H&R BLOCK INC (NYSE:HRB) stands out as a strong candidate for dividend investors, according to our Best Dividend stock screener. The company combines a solid dividend profile with healthy profitability and reasonable financial health, making it an appealing option for income-focused portfolios.
Dividend Strength
Attractive Yield: HRB offers a dividend yield of 2.68%, which is competitive compared to the S&P 500 average of 2.40%. It also ranks favorably within its industry, paying more than 95.71% of its peers.
Reliable Track Record: The company has consistently paid dividends for at least 10 years without reductions, demonstrating a commitment to shareholder returns.
Sustainable Payout: With a payout ratio of 34.30%, HRB retains enough earnings to reinvest in the business while maintaining dividend stability.
Modest Growth: The dividend has grown at an annual rate of 4.72%, supported by earnings growth, ensuring sustainability.
Profitability Highlights
Strong Margins: HRB’s Profit Margin (15.06%) and Operating Margin (21.75%) rank in the top tier of its industry, outperforming 88.57% and 90.00% of peers, respectively.
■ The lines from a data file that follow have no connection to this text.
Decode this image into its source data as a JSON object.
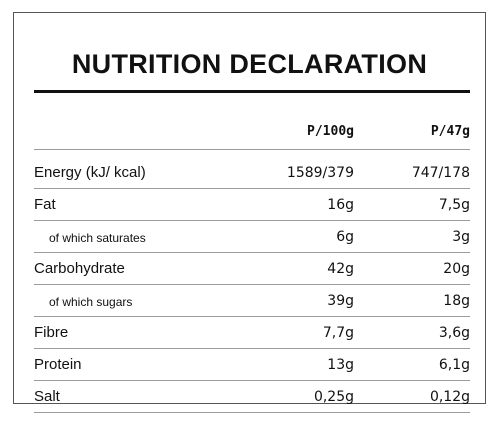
{
  "title": "NUTRITION DECLARATION",
  "columns": [
    "P/100g",
    "P/47g"
  ],
  "rows": [
    {
      "label": "Energy (kJ/ kcal)",
      "per100": "1589/379",
      "perServing": "747/178"
    },
    {
      "label": "Fat",
      "per100": "16g",
      "perServing": "7,5g"
    },
    {
      "label": "of which saturates",
      "per100": "6g",
      "perServing": "3g"
    },
    {
      "label": "Carbohydrate",
      "per100": "42g",
      "perServing": "20g"
    },
    {
      "label": "of which sugars",
      "per100": "39g",
      "perServing": "18g"
    },
    {
      "label": "Fibre",
      "per100": "7,7g",
      "perServing": "3,6g"
    },
    {
      "label": "Protein",
      "per100": "13g",
      "perServing": "6,1g"
    },
    {
      "label": "Salt",
      "per100": "0,25g",
      "perServing": "0,12g"
    }
  ]
}
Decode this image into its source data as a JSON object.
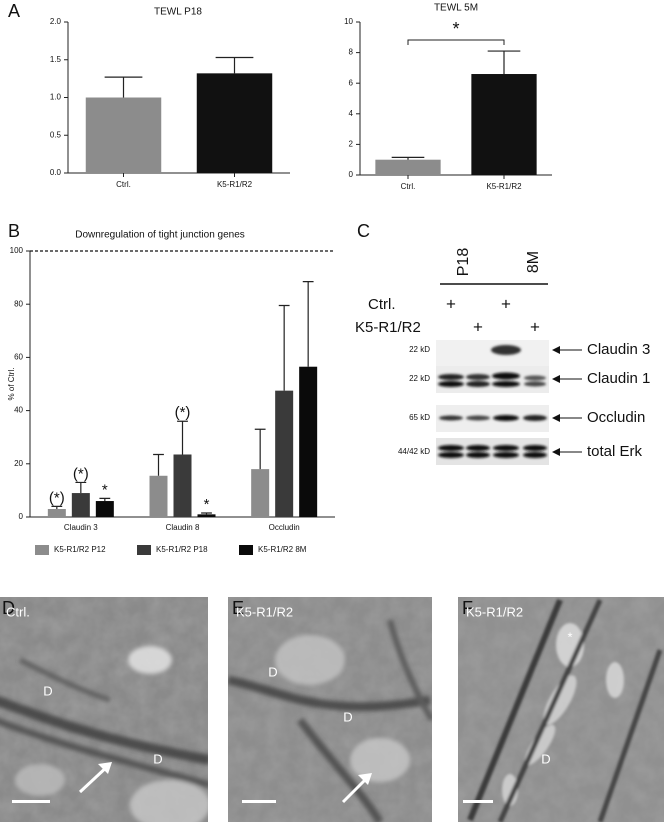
{
  "chart_data": [
    {
      "type": "bar",
      "title": "TEWL P18",
      "categories": [
        "Ctrl.",
        "K5-R1/R2"
      ],
      "values": [
        1.0,
        1.32
      ],
      "errors": [
        0.27,
        0.21
      ],
      "colors": [
        "#8c8c8c",
        "#111111"
      ],
      "ylim": [
        0,
        2
      ],
      "yticks": [
        {
          "value": 0,
          "label": "0.0"
        },
        {
          "value": 0.5,
          "label": "0.5"
        },
        {
          "value": 1,
          "label": "1.0"
        },
        {
          "value": 1.5,
          "label": "1.5"
        },
        {
          "value": 2,
          "label": "2.0"
        }
      ]
    },
    {
      "type": "bar",
      "title": "TEWL 5M",
      "categories": [
        "Ctrl.",
        "K5-R1/R2"
      ],
      "values": [
        1.0,
        6.6
      ],
      "errors": [
        0.15,
        1.5
      ],
      "colors": [
        "#8c8c8c",
        "#111111"
      ],
      "ylim": [
        0,
        10
      ],
      "yticks": [
        0,
        2,
        4,
        6,
        8,
        10
      ],
      "annotations": [
        {
          "text": "*"
        }
      ]
    },
    {
      "type": "grouped_bar",
      "title": "Downregulation of tight junction genes",
      "ylabel": "% of Ctrl.",
      "categories": [
        "Claudin 3",
        "Claudin 8",
        "Occludin"
      ],
      "series": [
        {
          "name": "K5-R1/R2 P12",
          "color": "#8c8c8c",
          "values": [
            3,
            15.5,
            18
          ],
          "errors": [
            1,
            8,
            15
          ]
        },
        {
          "name": "K5-R1/R2 P18",
          "color": "#3a3a3a",
          "values": [
            9,
            23.5,
            47.5
          ],
          "errors": [
            4,
            12.5,
            32
          ]
        },
        {
          "name": "K5-R1/R2 8M",
          "color": "#0a0a0a",
          "values": [
            6,
            1,
            56.5
          ],
          "errors": [
            1,
            0.5,
            32
          ]
        }
      ],
      "ylim": [
        0,
        100
      ],
      "yticks": [
        0,
        20,
        40,
        60,
        80,
        100
      ],
      "reference_line": 100,
      "annotations": [
        {
          "text": "(*)",
          "series": 0,
          "index": 0
        },
        {
          "text": "(*)",
          "series": 1,
          "index": 0
        },
        {
          "text": "*",
          "series": 2,
          "index": 0
        },
        {
          "text": "(*)",
          "series": 1,
          "index": 1
        },
        {
          "text": "*",
          "series": 2,
          "index": 1
        }
      ]
    }
  ],
  "panel_labels": [
    "A",
    "B",
    "C",
    "D",
    "E",
    "F"
  ],
  "blot": {
    "groups": [
      "P18",
      "8M"
    ],
    "rows": [
      {
        "label": "Ctrl.",
        "signs": [
          "+",
          "+"
        ]
      },
      {
        "label": "K5-R1/R2",
        "signs": [
          "+",
          "+"
        ]
      }
    ],
    "bands": [
      {
        "size": "22 kD",
        "name": "Claudin 3"
      },
      {
        "size": "22 kD",
        "name": "Claudin 1"
      },
      {
        "size": "65 kD",
        "name": "Occludin"
      },
      {
        "size": "44/42 kD",
        "name": "total Erk"
      }
    ]
  },
  "micrographs": [
    {
      "label": "Ctrl.",
      "features": [
        "D",
        "D"
      ]
    },
    {
      "label": "K5-R1/R2",
      "features": [
        "D",
        "D"
      ]
    },
    {
      "label": "K5-R1/R2",
      "features": [
        "*",
        "D"
      ]
    }
  ]
}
High Returns: The company’s Return on Invested Capital (38.40%) is exceptional, well above the industry average.
Consistent Earnings: HRB has been profitable in four of the past five years, with positive cash flow in each of those years.
Financial Health Considerations
Solvency: HRB has a solid Altman-Z score (3.02), indicating low bankruptcy risk, and a manageable Debt-to-FCF ratio (2.30), suggesting it can comfortably service its debt.
Liquidity Concerns: The company’s Current Ratio (0.78) is below industry norms, which could pose short-term liquidity challenges, though its overall financial position remains stable.